I would not be surprised if at least 99% of all DBS installs, where the coax had to be buired, the coax was not flooded or in conduit. Most installers have no clue what flooded cable is or if they do, care enough to get it.


Me and a friend of mine that installs DirecTV has been in rounds about this. He insist that flooded is not needed or otherwise, this is the same guy that doesn't use dielectric grease as well. You cannot tell him nothing. That's fine, I usually end up with his customers leaving coming to me and then it's fixed right. He gets pissed about it then, I have a collection of multi switches going at the moment and I won't give 'em back to him. Of course he knows those go with the install and he just doesn't want to buy new ones trying to save money. I got to have some fun in my spare time. :D
 
Well, I'm thinking that my best plan of attack will be to remount my dishes by moving them to the north end of my roof and going in to the attic after a short couple of feet instead of running the cable along top the roof like I was, That way, if this happens again, I have much less cable to replace.

Thanks again for all the experiences.
 
He insist that flooded is not needed or otherwise, this is the same guy that doesn't use dielectric grease as well. You cannot tell him nothing.

Flooded cable is not required by NEC, but it is to meet SBCA standards, if that means anything to DTV or Dish. It is also required to meet the DBS National Installation Standards that I wrote. A lot of companies use the DNI standards because it covers all aspects of the installation. It needs a little updating to address the KaKu dish and satellite internet. Any comments would be welcomed

http://www.dbsinstall.com/DNI/DNI_Standards_2.htm

As far as using dielectric grease, I have to caution that using dielectric grease on Satellite connections is slightly risky. If the grease coats the center conductor, you can experience severe signal attenuation. The grease is an insulator and can cause signal transfer problems at ground blocks and splices. I use the stuff, but only after starting the connector on the threads then applying a little to the threads. This helps to seal the threads from water migration without affecting the signal.
We used the stuff all through the fitting years ago, but digital signals do not take kindly to the grease, or the white paste compound (I call it the tooth paste stuff). Besides, we now have a great water tight connectors compared to even ten years ago.
A good connector with boots and grease on the threads only, make for a pretty decent exterior connection. The best choice is to use a self sealing water proof tape. Not coax seal, unless you also wrap it with electrical tape to protect the coax seal from drying out and cracking.
 
The type of dielectric grease I use is for tuning up cars. I use it on the threads as well. Never noticed any difference to the signal using the stuff.
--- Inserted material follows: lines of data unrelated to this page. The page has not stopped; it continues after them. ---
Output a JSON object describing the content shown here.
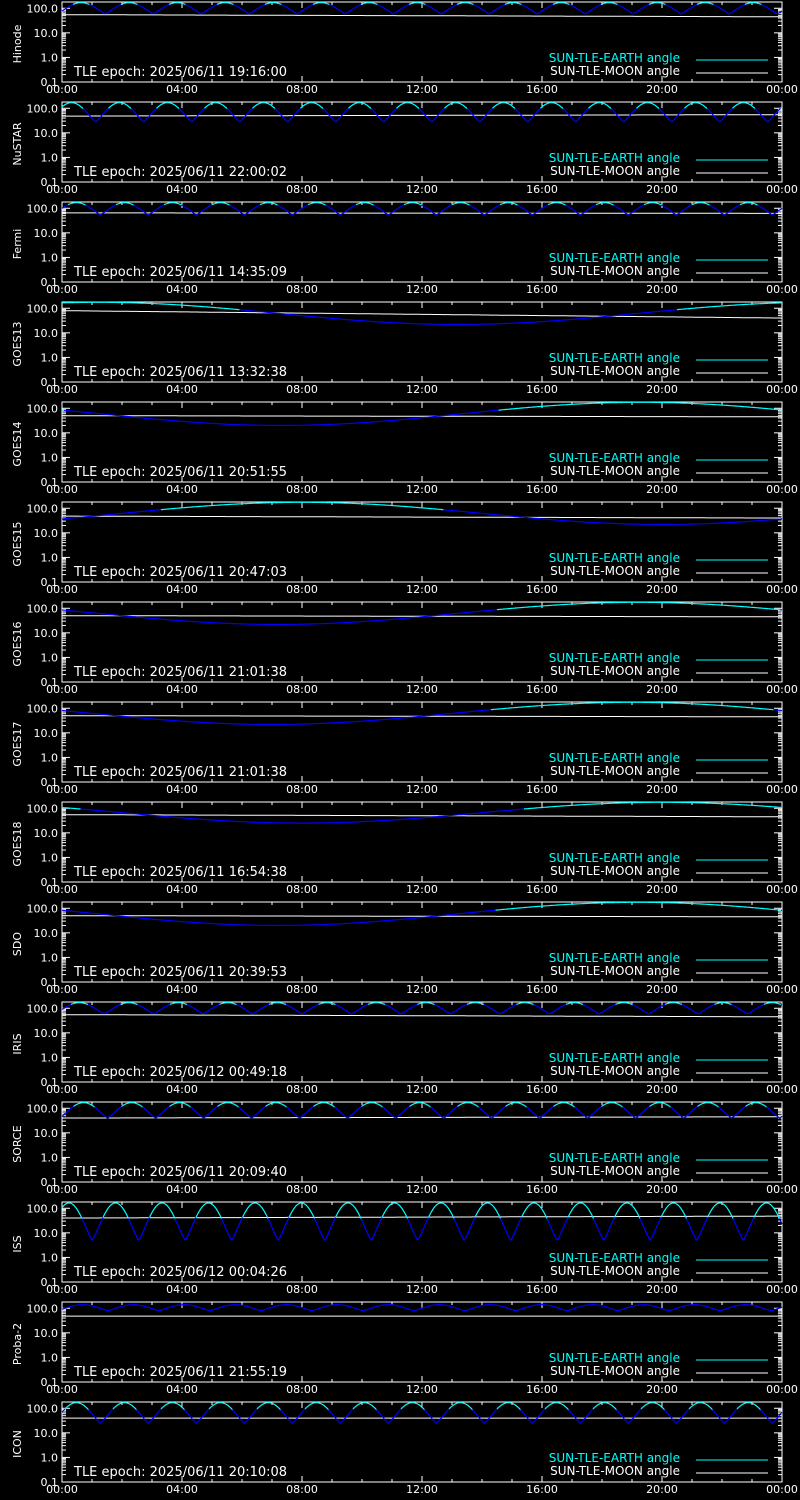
{
  "colors": {
    "background": "#000000",
    "axes": "#ffffff",
    "earth_series": "#00ffff",
    "earth_eclipse": "#0000ff",
    "moon_series": "#ffffff"
  },
  "legend": {
    "earth": "SUN-TLE-EARTH angle",
    "moon": "SUN-TLE-MOON angle"
  },
  "x_ticks": [
    "00:00",
    "04:00",
    "08:00",
    "12:00",
    "16:00",
    "20:00",
    "00:00"
  ],
  "y_ticks": [
    "0.1",
    "1.0",
    "10.0",
    "100.0"
  ],
  "chart_data": [
    {
      "type": "line",
      "ylabel": "Hinode",
      "epoch": "TLE epoch: 2025/06/11 19:16:00",
      "yscale": "log",
      "ylim": [
        0.1,
        180
      ],
      "xlim": [
        0,
        24
      ],
      "earth": {
        "kind": "orbit",
        "period_h": 1.6,
        "phase": 0.1,
        "max": 170,
        "min": 60
      },
      "moon": {
        "kind": "linear",
        "v0": 55,
        "v1": 45
      }
    },
    {
      "type": "line",
      "ylabel": "NuSTAR",
      "epoch": "TLE epoch: 2025/06/11 22:00:02",
      "yscale": "log",
      "ylim": [
        0.1,
        180
      ],
      "xlim": [
        0,
        24
      ],
      "earth": {
        "kind": "orbit",
        "period_h": 1.6,
        "phase": 0.3,
        "max": 170,
        "min": 28
      },
      "moon": {
        "kind": "linear",
        "v0": 48,
        "v1": 55
      }
    },
    {
      "type": "line",
      "ylabel": "Fermi",
      "epoch": "TLE epoch: 2025/06/11 14:35:09",
      "yscale": "log",
      "ylim": [
        0.1,
        180
      ],
      "xlim": [
        0,
        24
      ],
      "earth": {
        "kind": "orbit",
        "period_h": 1.6,
        "phase": 0.2,
        "max": 170,
        "min": 55
      },
      "moon": {
        "kind": "linear",
        "v0": 65,
        "v1": 62
      }
    },
    {
      "type": "line",
      "ylabel": "GOES13",
      "epoch": "TLE epoch: 2025/06/11 13:32:38",
      "yscale": "log",
      "ylim": [
        0.1,
        180
      ],
      "xlim": [
        0,
        24
      ],
      "earth": {
        "kind": "daily",
        "tmin": 13.2,
        "max": 175,
        "min": 22
      },
      "moon": {
        "kind": "linear",
        "v0": 80,
        "v1": 40
      }
    },
    {
      "type": "line",
      "ylabel": "GOES14",
      "epoch": "TLE epoch: 2025/06/11 20:51:55",
      "yscale": "log",
      "ylim": [
        0.1,
        180
      ],
      "xlim": [
        0,
        24
      ],
      "earth": {
        "kind": "daily",
        "tmin": 7.3,
        "max": 175,
        "min": 20
      },
      "moon": {
        "kind": "linear",
        "v0": 50,
        "v1": 45
      }
    },
    {
      "type": "line",
      "ylabel": "GOES15",
      "epoch": "TLE epoch: 2025/06/11 20:47:03",
      "yscale": "log",
      "ylim": [
        0.1,
        180
      ],
      "xlim": [
        0,
        24
      ],
      "earth": {
        "kind": "daily",
        "tmin": 20.0,
        "max": 175,
        "min": 22
      },
      "moon": {
        "kind": "linear",
        "v0": 48,
        "v1": 40
      }
    },
    {
      "type": "line",
      "ylabel": "GOES16",
      "epoch": "TLE epoch: 2025/06/11 21:01:38",
      "yscale": "log",
      "ylim": [
        0.1,
        180
      ],
      "xlim": [
        0,
        24
      ],
      "earth": {
        "kind": "daily",
        "tmin": 7.2,
        "max": 175,
        "min": 22
      },
      "moon": {
        "kind": "linear",
        "v0": 50,
        "v1": 45
      }
    },
    {
      "type": "line",
      "ylabel": "GOES17",
      "epoch": "TLE epoch: 2025/06/11 21:01:38",
      "yscale": "log",
      "ylim": [
        0.1,
        180
      ],
      "xlim": [
        0,
        24
      ],
      "earth": {
        "kind": "daily",
        "tmin": 7.0,
        "max": 175,
        "min": 22
      },
      "moon": {
        "kind": "linear",
        "v0": 50,
        "v1": 45
      }
    },
    {
      "type": "line",
      "ylabel": "GOES18",
      "epoch": "TLE epoch: 2025/06/11 16:54:38",
      "yscale": "log",
      "ylim": [
        0.1,
        180
      ],
      "xlim": [
        0,
        24
      ],
      "earth": {
        "kind": "daily",
        "tmin": 8.0,
        "max": 175,
        "min": 25
      },
      "moon": {
        "kind": "linear",
        "v0": 55,
        "v1": 45
      }
    },
    {
      "type": "line",
      "ylabel": "SDO",
      "epoch": "TLE epoch: 2025/06/11 20:39:53",
      "yscale": "log",
      "ylim": [
        0.1,
        180
      ],
      "xlim": [
        0,
        24
      ],
      "earth": {
        "kind": "daily",
        "tmin": 7.2,
        "max": 175,
        "min": 20
      },
      "moon": {
        "kind": "linear",
        "v0": 50,
        "v1": 45
      }
    },
    {
      "type": "line",
      "ylabel": "IRIS",
      "epoch": "TLE epoch: 2025/06/12 00:49:18",
      "yscale": "log",
      "ylim": [
        0.1,
        180
      ],
      "xlim": [
        0,
        24
      ],
      "earth": {
        "kind": "orbit",
        "period_h": 1.65,
        "phase": 0.15,
        "max": 170,
        "min": 60
      },
      "moon": {
        "kind": "linear",
        "v0": 55,
        "v1": 45
      }
    },
    {
      "type": "line",
      "ylabel": "SORCE",
      "epoch": "TLE epoch: 2025/06/11 20:09:40",
      "yscale": "log",
      "ylim": [
        0.1,
        180
      ],
      "xlim": [
        0,
        24
      ],
      "earth": {
        "kind": "orbit",
        "period_h": 1.6,
        "phase": 0.05,
        "max": 170,
        "min": 40
      },
      "moon": {
        "kind": "linear",
        "v0": 40,
        "v1": 45
      }
    },
    {
      "type": "line",
      "ylabel": "ISS",
      "epoch": "TLE epoch: 2025/06/12 00:04:26",
      "yscale": "log",
      "ylim": [
        0.1,
        180
      ],
      "xlim": [
        0,
        24
      ],
      "earth": {
        "kind": "orbit",
        "period_h": 1.55,
        "phase": 0.35,
        "max": 165,
        "min": 5
      },
      "moon": {
        "kind": "linear",
        "v0": 40,
        "v1": 48
      }
    },
    {
      "type": "line",
      "ylabel": "Proba-2",
      "epoch": "TLE epoch: 2025/06/11 21:55:19",
      "yscale": "log",
      "ylim": [
        0.1,
        180
      ],
      "xlim": [
        0,
        24
      ],
      "earth": {
        "kind": "orbit",
        "period_h": 1.7,
        "phase": 0.1,
        "max": 140,
        "min": 80
      },
      "moon": {
        "kind": "linear",
        "v0": 48,
        "v1": 48
      }
    },
    {
      "type": "line",
      "ylabel": "ICON",
      "epoch": "TLE epoch: 2025/06/11 20:10:08",
      "yscale": "log",
      "ylim": [
        0.1,
        180
      ],
      "xlim": [
        0,
        24
      ],
      "earth": {
        "kind": "orbit",
        "period_h": 1.6,
        "phase": 0.2,
        "max": 170,
        "min": 25
      },
      "moon": {
        "kind": "linear",
        "v0": 40,
        "v1": 40
      }
    }
  ]
}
Yeah, that's pure 100% non hardening silicone. It is very stable and does not change color or separate.

Just a thin coat on the conducting surface is all that's needed. There's no need to fill the connector full.
 
I love using that stuff, that's some of the best stuff to use. $6/7 tube can save you $100 or more a year in unnecessary truck rolls. I hate going to someone's house to find nothing was done and connectors filled with water.
 
Yeah, that's pure 100% non hardening silicone. It is very stable and does not change color or separate.

Just a thin coat on the conducting surface is all that's needed. There's no need to fill the connector full.

Think about what you are saying. You are applying an insulating material on to a surface that is supposed to be conducting high RF signals. If your fitting is sealed properly, no corrosion can occur, so what benefit does using dielectric grease on the center conductor provide? None!

If you prevent water from getting into the connection, then have a corrosion resistant connection. The dielectric grease on the center conductor will only matter if water gets to it. By that point your connection has already failed.

I used dielectric grease for over a decade before I changed. I know how the stuff works. I also know how it can bite you in the butt. A dab on the threads are all you need. Anymore will only cause problems.

The cable companies stopped using the stuff years ago because they found the same problems.